Economist James Heckman, a Nobel laureate, has found that investing in early childhood education has a greater return on investment than annual returns of the stock market since World War II.

I moderated a panel exploring how, in the vacuum created by federal inaction, states like Oklahoma, Delaware and Illinois have taken the lead in creating early childhood education systems, continuing to invest even as the Great Recession forced budget cutbacks elsewhere.

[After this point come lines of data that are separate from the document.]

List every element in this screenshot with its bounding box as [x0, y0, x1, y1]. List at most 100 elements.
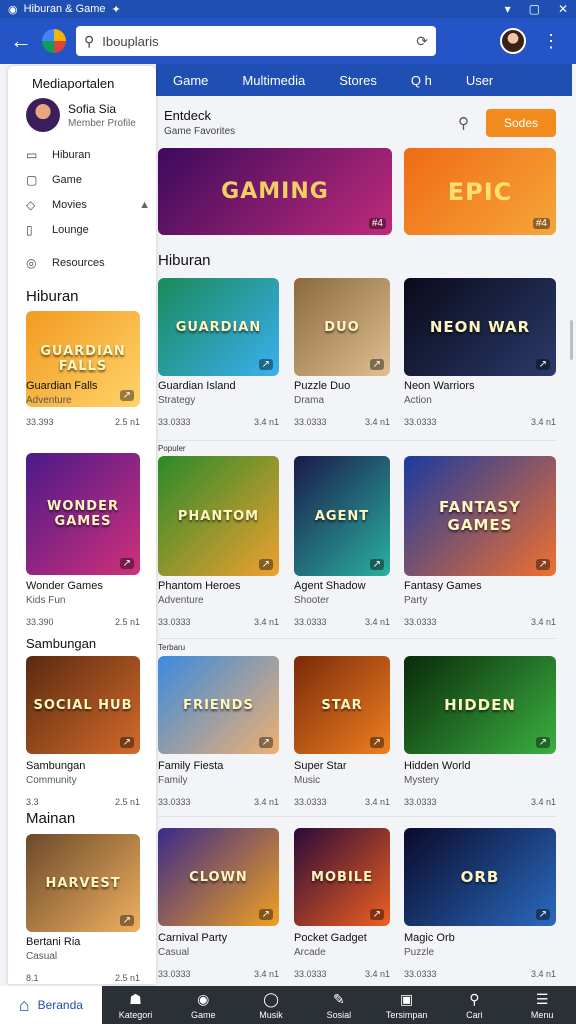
expand-icon[interactable]: ↗ — [119, 915, 134, 926]
expand-icon[interactable]: ↗ — [258, 559, 273, 570]
bottom-nav-tersimpan[interactable]: ▣ Tersimpan — [373, 986, 441, 1024]
game-card[interactable]: HIDDEN ↗ — [404, 656, 556, 754]
game-card[interactable]: CLOWN ↗ — [158, 828, 279, 926]
expand-icon[interactable]: ↗ — [119, 558, 134, 569]
close-icon[interactable]: ✕ — [558, 2, 568, 16]
game-card[interactable]: WONDER GAMES ↗ — [26, 453, 140, 575]
nav-label: Kategori — [118, 1009, 153, 1020]
expand-icon[interactable]: ↗ — [369, 909, 384, 920]
expand-icon[interactable]: ↗ — [119, 737, 134, 748]
expand-icon[interactable]: ↗ — [535, 737, 550, 748]
game-card[interactable]: NEON WAR ↗ — [404, 278, 556, 376]
profile[interactable]: Sofia Sia Member Profile — [26, 98, 136, 132]
expand-icon[interactable]: ↗ — [258, 909, 273, 920]
expand-icon[interactable]: ↗ — [119, 390, 134, 401]
divider — [158, 638, 556, 639]
window-title: Hiburan & Game — [23, 3, 106, 15]
profile-picture[interactable] — [26, 98, 60, 132]
game-title: Guardian Falls — [26, 380, 98, 392]
bottom-nav-menu[interactable]: ☰ Menu — [508, 986, 576, 1024]
movies-icon: ◇ — [26, 197, 36, 212]
minimize-icon[interactable]: ▾ — [505, 2, 511, 16]
sidebar-item-movies[interactable]: ◇ Movies ▲ — [26, 192, 150, 217]
tab-game[interactable]: Game — [156, 73, 225, 88]
expand-icon[interactable]: ↗ — [369, 737, 384, 748]
banner-main[interactable]: GAMING #4 — [158, 148, 392, 235]
nav-icon: ⌂ — [18, 994, 30, 1015]
game-card[interactable]: FRIENDS ↗ — [158, 656, 279, 754]
banner-secondary[interactable]: EPIC #4 — [404, 148, 556, 235]
game-rating: 33.0333 — [294, 969, 327, 979]
reload-icon[interactable]: ⟳ — [416, 33, 428, 50]
search-icon[interactable]: ⚲ — [458, 114, 469, 132]
scrollbar[interactable] — [570, 320, 573, 360]
game-meta: 3.4 n1 — [364, 797, 390, 807]
game-card[interactable]: SOCIAL HUB ↗ — [26, 656, 140, 754]
game-meta: 3.4 n1 — [364, 417, 390, 427]
nav-icon: ☗ — [129, 990, 142, 1007]
nav-icon: ◯ — [263, 990, 279, 1007]
expand-icon[interactable]: ↗ — [535, 909, 550, 920]
maximize-icon[interactable]: ▢ — [529, 2, 540, 16]
expand-icon[interactable]: ↗ — [535, 559, 550, 570]
expand-icon[interactable]: ↗ — [369, 359, 384, 370]
game-title: Super Star — [294, 760, 347, 772]
search-icon: ⚲ — [84, 32, 95, 49]
sidebar-item-lounge[interactable]: ▯ Lounge — [26, 217, 150, 242]
search-query[interactable]: Ibouplaris — [102, 34, 158, 49]
game-card[interactable]: STAR ↗ — [294, 656, 390, 754]
pin-icon[interactable]: ▲ — [139, 199, 150, 211]
nav-icon: ▣ — [399, 990, 414, 1007]
bottom-nav-kategori[interactable]: ☗ Kategori — [102, 986, 170, 1024]
sidebar-item-game[interactable]: ▢ Game — [26, 167, 150, 192]
expand-icon[interactable]: ↗ — [258, 359, 273, 370]
game-card[interactable]: DUO ↗ — [294, 278, 390, 376]
expand-icon[interactable]: ↗ — [258, 737, 273, 748]
nav-icon: ☰ — [535, 990, 549, 1007]
back-button[interactable]: ← — [10, 28, 32, 54]
game-title: Phantom Heroes — [158, 580, 241, 592]
sidebar-section-mainan: Mainan — [26, 810, 76, 827]
expand-icon[interactable]: ↗ — [535, 359, 550, 370]
menu-icon[interactable]: ⋮ — [536, 31, 566, 52]
game-subtitle: Drama — [294, 395, 325, 406]
game-card[interactable]: HARVEST ↗ — [26, 834, 140, 932]
game-card[interactable]: PHANTOM ↗ — [158, 456, 279, 576]
game-subtitle: Arcade — [294, 947, 326, 958]
game-subtitle: Community — [26, 775, 77, 786]
game-card[interactable]: GUARDIAN FALLS ↗ — [26, 311, 140, 407]
game-title: Agent Shadow — [294, 580, 366, 592]
game-title: Bertani Ria — [26, 936, 81, 948]
tab-user[interactable]: User — [449, 73, 510, 88]
bottom-nav-game[interactable]: ◉ Game — [169, 986, 237, 1024]
search-field[interactable]: ⚲ Ibouplaris ⟳ — [76, 26, 436, 56]
avatar[interactable] — [500, 28, 526, 54]
sidebar-item-resources[interactable]: ◎ Resources — [26, 250, 150, 275]
row-label-newest: Terbaru — [158, 643, 186, 652]
game-title: Neon Warriors — [404, 380, 475, 392]
game-title: Magic Orb — [404, 932, 455, 944]
game-card[interactable]: FANTASY GAMES ↗ — [404, 456, 556, 576]
top-nav: Game Multimedia Stores Q h User — [156, 64, 572, 96]
tab-multimedia[interactable]: Multimedia — [225, 73, 322, 88]
game-rating: 33.0333 — [158, 417, 191, 427]
tab-stores[interactable]: Stores — [322, 73, 394, 88]
game-rating: 33.0333 — [404, 417, 437, 427]
banner-badge: #4 — [368, 218, 386, 229]
expand-icon[interactable]: ↗ — [369, 559, 384, 570]
game-title: Fantasy Games — [404, 580, 482, 592]
game-card[interactable]: AGENT ↗ — [294, 456, 390, 576]
game-meta: 3.4 n1 — [530, 417, 556, 427]
sidebar-section-hiburan: Hiburan — [26, 288, 79, 305]
action-button[interactable]: Sodes — [486, 109, 556, 137]
tab-search[interactable]: Q h — [394, 73, 449, 88]
nav-label: Tersimpan — [385, 1009, 428, 1020]
sidebar-item-hiburan[interactable]: ▭ Hiburan — [26, 142, 150, 167]
game-card[interactable]: MOBILE ↗ — [294, 828, 390, 926]
bottom-nav-beranda[interactable]: ⌂ Beranda — [0, 986, 102, 1024]
bottom-nav-cari[interactable]: ⚲ Cari — [440, 986, 508, 1024]
game-card[interactable]: ORB ↗ — [404, 828, 556, 926]
bottom-nav-sosial[interactable]: ✎ Sosial — [305, 986, 373, 1024]
bottom-nav-musik[interactable]: ◯ Musik — [237, 986, 305, 1024]
game-card[interactable]: GUARDIAN ↗ — [158, 278, 279, 376]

Phyllis Hudecki, executive director of Oklahoma's Business and Education Coalition, said that she lived in the "reddest of the red states," with the governor's mansion and the state legislature controlled by conservative Republicans. And yet Oklahoma has one of the oldest early childhood education programs. It is fully supported by the local business community, she said, and shows some of the most impressive long-term gains, particularly for the poorest children who, without more intensive support early on, show up at school far behind their peers without much chance of catching up.

Because the state has term limits, she said she spends a fair amount of her time on the "rubber chicken" circuit, going to Rotary Clubs, making the case, re-educating new lawmakers "with short attention spans and clay feet that crumble under pressure" on the importance of early childhood education — followed by good public schools — for ensuring academic success, economic development and creating strong communities.

That, John Pepper, the former CEO of Procter and Gamble and early education advocate, said, is where the powerful, money and influence of businesses can come in. "The return on investments make early childhood education what we call in business a No Brainer," he said. "And the role of business is obvious. We have to reach the legislators."

"What are we waiting for?" one questioner asked.

It's an unprecedented moment, with such broad bipartisan coalitions speaking out — business groups like the chamber and ReadyNation and retired military generals who've formed Mission: Readiness, joining educators, child advocates, women's groups and heavens, even feminists.

The question is, as lawmakers head home for the August recess, will such a deeply divided and dysfunctional Congress listen?